8) don’t get your hopes up. I have discussed the issues and made it clear why I have this particular bee in this particular bonnet. However my answer 4 was a bit brief and included an asterix.

* there are, on planet earth, two roughly equally huge gigantic flows of money related to biomedical research: the NIH budget and the combined R&D budgets of pharmaceutical firms. These streams have been “mixed” (JL 1688) but this mixing is a very delicate alchemy requiring the prolonged care and attention of highly paid lawyers. Often attempts to combine NIH and private R&D efforts are not successful as the lawyers say no.
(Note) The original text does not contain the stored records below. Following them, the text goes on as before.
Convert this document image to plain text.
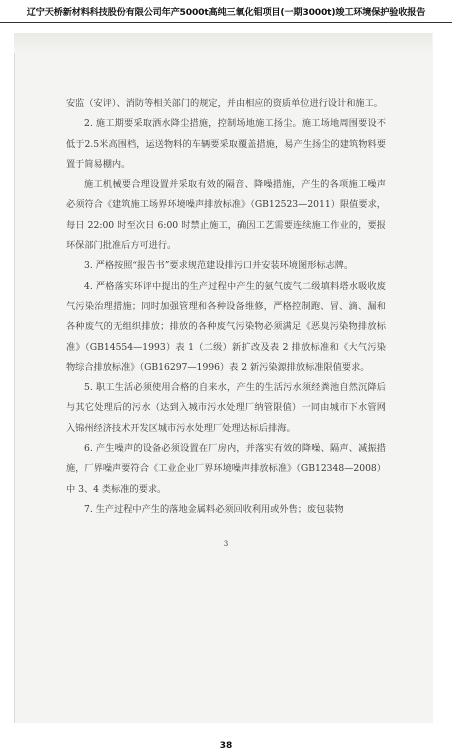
辽宁天桥新材料科技股份有限公司年产5000t高纯三氧化钼项目(一期3000t)竣工环境保护验收报告

安监（安评）、消防等相关部门的规定，并由相应的资质单位进行设计和施工。

2. 施工期要采取洒水降尘措施，控制场地施工扬尘。施工场地周围要设不低于2.5米高围档，运送物料的车辆要采取覆盖措施，易产生扬尘的建筑物料要置于简易棚内。

施工机械要合理设置并采取有效的隔音、降噪措施，产生的各项施工噪声必须符合《建筑施工场界环境噪声排放标准》（GB12523—2011）限值要求，每日 22:00 时至次日 6:00 时禁止施工，确因工艺需要连续施工作业的，要报环保部门批准后方可进行。

3. 严格按照“报告书”要求规范建设排污口并安装环境图形标志牌。

4. 严格落实环评中提出的生产过程中产生的氨气废气二级填料塔水吸收废气污染治理措施；同时加强管理和各种设备维修，严格控制跑、冒、滴、漏和各种废气的无组织排放；排放的各种废气污染物必须满足《恶臭污染物排放标准》（GB14554—1993）表 1（二级）新扩改及表 2 排放标准和《大气污染物综合排放标准》（GB16297—1996）表 2 新污染源排放标准限值要求。

5. 职工生活必须使用合格的自来水，产生的生活污水须经粪池自然沉降后与其它处理后的污水（达到入城市污水处理厂纳管限值）一同由城市下水管网入锦州经济技术开发区城市污水处理厂处理达标后排海。

6. 产生噪声的设备必须设置在厂房内，并落实有效的降噪、隔声、减振措施，厂界噪声要符合《工业企业厂界环境噪声排放标准》（GB12348—2008）中 3、4 类标准的要求。

7. 生产过程中产生的落地金属料必须回收利用或外售；废包装物

3
38
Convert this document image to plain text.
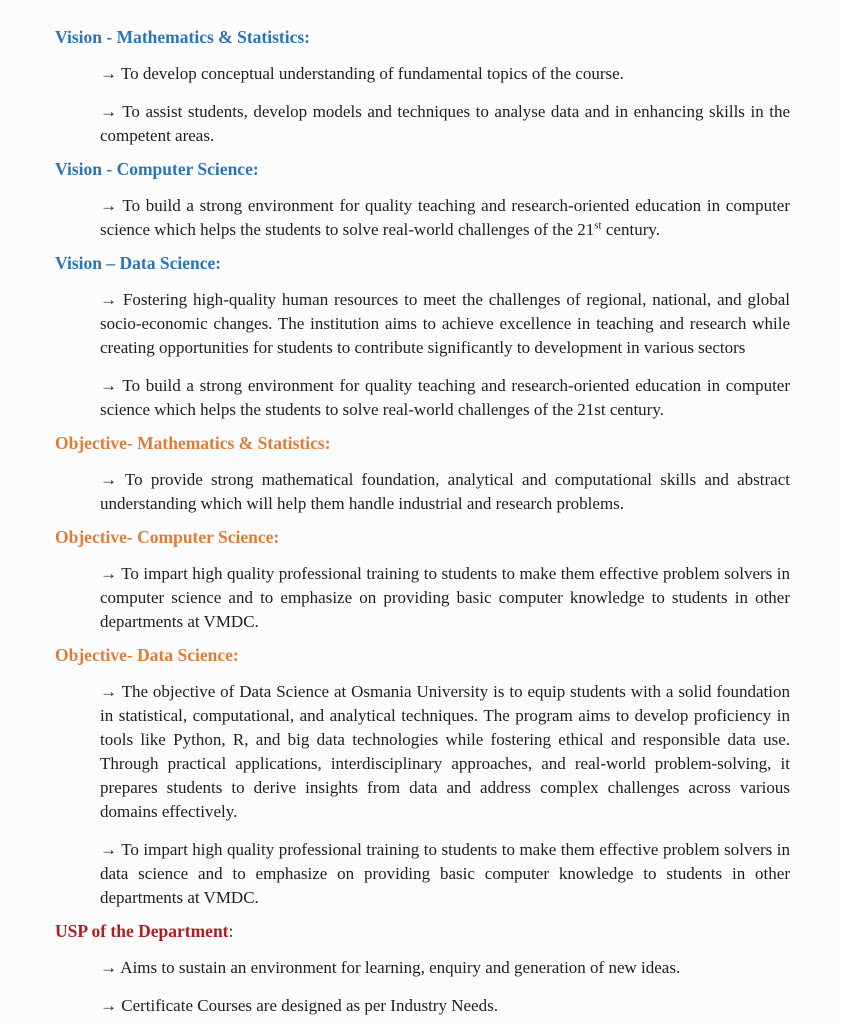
Vision - Mathematics & Statistics:

→ To develop conceptual understanding of fundamental topics of the course.

→ To assist students, develop models and techniques to analyse data and in enhancing skills in the competent areas.

Vision - Computer Science:

→ To build a strong environment for quality teaching and research-oriented education in computer science which helps the students to solve real-world challenges of the 21st century.

Vision – Data Science:

→ Fostering high-quality human resources to meet the challenges of regional, national, and global socio-economic changes. The institution aims to achieve excellence in teaching and research while creating opportunities for students to contribute significantly to development in various sectors

→ To build a strong environment for quality teaching and research-oriented education in computer science which helps the students to solve real-world challenges of the 21st century.

Objective- Mathematics & Statistics:

→ To provide strong mathematical foundation, analytical and computational skills and abstract understanding which will help them handle industrial and research problems.

Objective- Computer Science:

→ To impart high quality professional training to students to make them effective problem solvers in computer science and to emphasize on providing basic computer knowledge to students in other departments at VMDC.

Objective- Data Science:

→ The objective of Data Science at Osmania University is to equip students with a solid foundation in statistical, computational, and analytical techniques. The program aims to develop proficiency in tools like Python, R, and big data technologies while fostering ethical and responsible data use. Through practical applications, interdisciplinary approaches, and real-world problem-solving, it prepares students to derive insights from data and address complex challenges across various domains effectively.

→ To impart high quality professional training to students to make them effective problem solvers in data science and to emphasize on providing basic computer knowledge to students in other departments at VMDC.

USP of the Department:

→ Aims to sustain an environment for learning, enquiry and generation of new ideas.

→ Certificate Courses are designed as per Industry Needs.
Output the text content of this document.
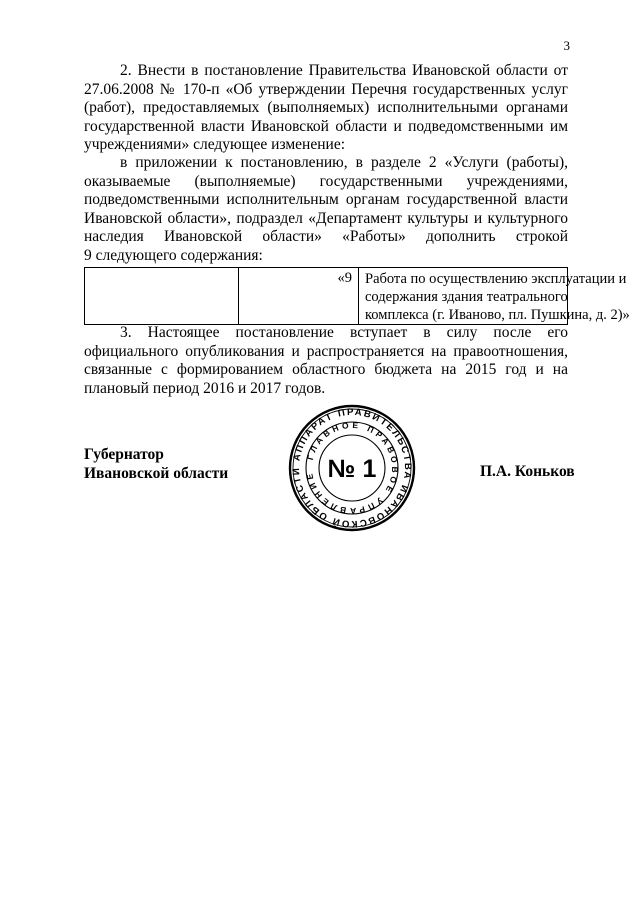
3
2. Внести в постановление Правительства Ивановской области от
27.06.2008 № 170-п «Об утверждении Перечня государственных услуг
(работ), предоставляемых (выполняемых) исполнительными органами
государственной власти Ивановской области и подведомственными им
учреждениями» следующее изменение:
в приложении к постановлению, в разделе 2 «Услуги (работы),
оказываемые (выполняемые) государственными учреждениями,
подведомственными исполнительным органам государственной власти
Ивановской области», подраздел «Департамент культуры и культурного
наследия Ивановской области» «Работы» дополнить строкой
9 следующего содержания:
«9 Работа по осуществлению эксплуатации и
содержания здания театрального
комплекса (г. Иваново, пл. Пушкина, д. 2)»
3. Настоящее постановление вступает в силу после его
официального опубликования и распространяется на правоотношения,
связанные с формированием областного бюджета на 2015 год и на
плановый период 2016 и 2017 годов.
Губернатор
Ивановской области
АППАРАТ ПРАВИТЕЛЬСТВА ИВАНОВСКОЙ ОБЛАСТИ
ГЛАВНОЕ ПРАВОВОЕ УПРАВЛЕНИЕ № 1	П.А. Коньков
One extremely successful joint effort was the development of effective treatments for AIDS. The first step (or at least a very early step) was the NIH based trials which showed that Burroughs-Welcome owned AZT helped people infected with HIV 1. Notably Burroughs-Welcome had purchased that intellectual property from another firm and explored the usefulness of AZT in treating leukemia (it doesn’t work). Notably, Burroughs-Welcome decided to charge the Medicaid maximum of $10,000 for a year’s course of therapy with the molecule they had bought from another firm for a purpose demonstrated by US Federal Government employees. This shows the ruthlessness of the non-profit motive (Burroughs-Welcome was a non-profit corporation owned by the Welcome Trust).

Those US Federal Government employees were mad as hell. As a result, there was, for a while, a rule that if NIH employees were involved in the development of something, then the NIH was involved in deciding its price. This rule was applied one (1) time.

The rule lead the legal departments of pharmaceutical companies to forbid collaboration with the NIH. The rule created huge problems for NIH reasearchers and for pharmaceutical company employed researchers. The rule has been repealed.

My conclusion is that if we want to mix public and private research efforts (and we really should want that) we should not make to big a fuss about the fact that such mixing has occurred.

So I think Moderna should be treated just like Pfizer and Pfizer should gain nothing by turning down public money.